A Call to Action for RedisGraph

In the spirit of fair engineering tests that serve the interests of the user community, we ask Peter Cailliau, RedisGraph benchmarking author to do the following:

  1. Make all testing scripts public so potential users and third parties can repeat and verify any benchmark testing.  
  2. Update its benchmarking report with facts, not extrapolations, especially in the Section ‘Parallel Request Benchmark’. Do an apples-to-apples comparison, rather than just multiplying TigerGraph’s performance number from a different test by 300.  
  3. Update the benchmarking report with clear facts, not misrepresentations. Specifically:“It is important to note that TigerGraph applied a timeout of three minutes for the one and two-hop queries and 2.5 hours for the three and six-hop queries for all requests on all databases (see TigerGraph’s benchmark report for details on how many requests timed out for each database). If all requests for a given data set and given database timed out, we marked the result as ‘N/A’. When there is an average time presented, this only applies to successfully executed requests (seeds), meaning that the query didn’t time out or generate an out of memory exception. This sometimes skews the results, since certain databases were not able to respond to the harder queries, resulting in a better average single request time and giving a wrong impression of the database’s performance.

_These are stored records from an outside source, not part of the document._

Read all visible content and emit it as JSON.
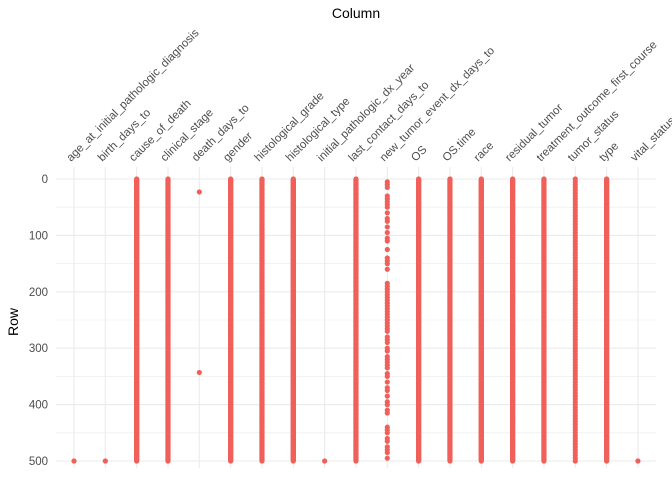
{
  "chart_data": {
    "type": "scatter",
    "title": "Column",
    "xlabel": "Column",
    "ylabel": "Row",
    "ylim": [
      0,
      505
    ],
    "y_reversed": true,
    "y_ticks": [
      0,
      100,
      200,
      300,
      400,
      500
    ],
    "grid": true,
    "categories": [
      "age_at_initial_pathologic_diagnosis",
      "birth_days_to",
      "cause_of_death",
      "clinical_stage",
      "death_days_to",
      "gender",
      "histological_grade",
      "histological_type",
      "initial_pathologic_dx_year",
      "last_contact_days_to",
      "new_tumor_event_dx_days_to",
      "OS",
      "OS.time",
      "race",
      "residual_tumor",
      "treatment_outcome_first_course",
      "tumor_status",
      "type",
      "vital_status"
    ],
    "series": [
      {
        "values": [
          {
            "mode": "points",
            "rows": [
              500
            ]
          },
          {
            "mode": "points",
            "rows": [
              500
            ]
          },
          {
            "mode": "full",
            "from": 0,
            "to": 500
          },
          {
            "mode": "full",
            "from": 0,
            "to": 500
          },
          {
            "mode": "points",
            "rows": [
              23,
              343
            ]
          },
          {
            "mode": "full",
            "from": 0,
            "to": 500
          },
          {
            "mode": "full",
            "from": 0,
            "to": 500
          },
          {
            "mode": "full",
            "from": 0,
            "to": 500
          },
          {
            "mode": "points",
            "rows": [
              500
            ]
          },
          {
            "mode": "full",
            "from": 0,
            "to": 500
          },
          {
            "mode": "points",
            "rows": [
              5,
              10,
              15,
              30,
              35,
              40,
              45,
              50,
              60,
              70,
              75,
              85,
              95,
              105,
              110,
              125,
              140,
              145,
              150,
              160,
              185,
              190,
              195,
              200,
              205,
              210,
              215,
              220,
              225,
              230,
              235,
              240,
              245,
              250,
              255,
              260,
              265,
              270,
              280,
              285,
              290,
              300,
              305,
              315,
              320,
              325,
              330,
              335,
              345,
              350,
              360,
              370,
              375,
              385,
              395,
              400,
              410,
              415,
              440,
              445,
              450,
              460,
              465,
              475,
              480,
              485,
              495
            ]
          },
          {
            "mode": "full",
            "from": 0,
            "to": 500
          },
          {
            "mode": "full",
            "from": 0,
            "to": 500
          },
          {
            "mode": "full",
            "from": 0,
            "to": 500
          },
          {
            "mode": "full",
            "from": 0,
            "to": 500
          },
          {
            "mode": "full",
            "from": 0,
            "to": 500
          },
          {
            "mode": "points",
            "rows": [
              0,
              5,
              10,
              15,
              20,
              25,
              30,
              35,
              40,
              45,
              50,
              55,
              60,
              65,
              70,
              75,
              80,
              85,
              90,
              95,
              100,
              105,
              110,
              115,
              120,
              125,
              130,
              135,
              140,
              145,
              150,
              155,
              160,
              165,
              170,
              175,
              180,
              185,
              190,
              195,
              200,
              205,
              210,
              215,
              220,
              225,
              230,
              235,
              240,
              245,
              250,
              255,
              260,
              265,
              270,
              275,
              280,
              285,
              290,
              295,
              300,
              305,
              310,
              315,
              320,
              325,
              330,
              335,
              340,
              345,
              350,
              355,
              360,
              365,
              370,
              375,
              380,
              385,
              390,
              395,
              400,
              405,
              410,
              415,
              420,
              425,
              430,
              435,
              440,
              445,
              450,
              455,
              460,
              465,
              470,
              475,
              480,
              485,
              490,
              495,
              500
            ]
          },
          {
            "mode": "full",
            "from": 0,
            "to": 500
          },
          {
            "mode": "points",
            "rows": [
              500
            ]
          }
        ]
      }
    ],
    "colors": {
      "point": "#f0605a",
      "grid": "#ebebeb",
      "tick": "#4d4d4d",
      "title": "#000000"
    }
  }
}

    Peter Cailliau states that his presentation is “giving a wrong impression of a database’s performance” yet does it anyway.

    By not showing that some graph databases could not complete the harder queries, as TigerGraph’s report showed, they seem to be doing a favor to the competitors, by hiding their flaws and boosting their average query times. TigerGraph receives no such boost because TigerGraph completed all the tests. The effect is to make other graph databases appear to be closer in performance to TigerGraph than they really are. We used timeouts in our tests, a practice used in real-world applications, to abort tests which were running an unreasonably long time. TigerGraph received no benefit because the thresholds were always much longer than TigerGraph needed.   We think that Peter Cailliau should have also mentioned that TigerGraph never timed out.

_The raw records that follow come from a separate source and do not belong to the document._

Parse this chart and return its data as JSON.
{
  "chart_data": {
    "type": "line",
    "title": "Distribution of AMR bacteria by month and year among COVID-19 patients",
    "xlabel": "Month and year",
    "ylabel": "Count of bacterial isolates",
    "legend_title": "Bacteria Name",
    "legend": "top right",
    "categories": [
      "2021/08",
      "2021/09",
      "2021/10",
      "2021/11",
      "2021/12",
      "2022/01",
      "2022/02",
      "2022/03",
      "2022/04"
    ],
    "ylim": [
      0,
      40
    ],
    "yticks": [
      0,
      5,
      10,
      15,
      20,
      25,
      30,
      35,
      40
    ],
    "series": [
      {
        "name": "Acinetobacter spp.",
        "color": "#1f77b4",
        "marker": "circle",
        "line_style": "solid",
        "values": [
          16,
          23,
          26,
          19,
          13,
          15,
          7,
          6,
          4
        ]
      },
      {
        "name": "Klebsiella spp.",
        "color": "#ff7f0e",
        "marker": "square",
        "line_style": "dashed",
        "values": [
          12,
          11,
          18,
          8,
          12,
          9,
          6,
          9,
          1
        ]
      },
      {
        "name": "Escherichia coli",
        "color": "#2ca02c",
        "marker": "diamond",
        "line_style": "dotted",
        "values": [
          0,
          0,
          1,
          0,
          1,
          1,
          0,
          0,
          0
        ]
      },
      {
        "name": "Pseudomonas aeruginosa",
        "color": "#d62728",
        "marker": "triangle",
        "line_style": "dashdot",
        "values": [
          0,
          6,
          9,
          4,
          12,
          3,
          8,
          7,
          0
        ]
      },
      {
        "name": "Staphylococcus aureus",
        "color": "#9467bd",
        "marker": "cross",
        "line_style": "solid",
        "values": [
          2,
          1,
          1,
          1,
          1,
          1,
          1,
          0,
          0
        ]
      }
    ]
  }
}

  4. Correct a counting and computation error in its k-hop neighborhood query. According to [1],

The k-hop neighborhood query is a local type of graph query. It counts the number of nodes a single start node (seed) is connected to at a certain depth, and only counts nodes that are k-hops away.

Below is the Cypher code:

MATCH (n:Node)-[*$k]->(m) where n.id=$root return count(m)  

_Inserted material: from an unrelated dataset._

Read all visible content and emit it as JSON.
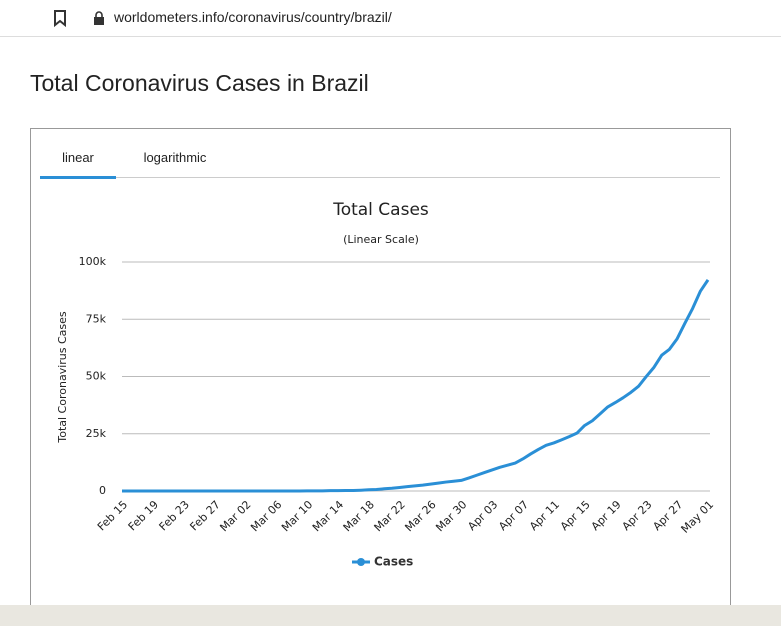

Here, $root is the ID of the seed node from which we start exploring the graph, and $k represents the depth at which we count neighbors. To speed up execution, we used an index on the root node ID.

However, this query will double-count some neighbors. The correct query should be

MATCH (n:Node)-[*$k]->(m) where n.id=$root return count(distinct m)  

The count (distinct m) query performs additional computation to remove duplicate counts.  Whatever the reason or limitation behind RedisGraph, we think the author needs to clarify this issue to the readers.  

Last Words

We’d like to thank RedisGraph for giving our benchmark test a try, and congratulate them on the results.  We also appreciate that they share our belief about the importance of real-time deep link analytics.

The graph market is growing rapidly. We welcome RedisGraph to the Graph World, and we feel honored that newcomers see us as the high-performance bar. We welcome any open and fact-based benchmarking, which we view as healthy and necessary for the whole graph market’s growth and user education.    

 

Yu Xu, CEO TigerGraph

[1] https://redislabs.com/blog/new-redisgraph-1-0-achieves-600x-faster-performance-graph-databases/

[2] https://github.com/tigergraph/ecosys/tree/benchmark/benchmark

[3] https://info.tigergraph.com/benchmark

[4] https://redislabs.com/blog/release-redisgraph-v1-0-preview/

[5] This feature is available in the Enterprise edition.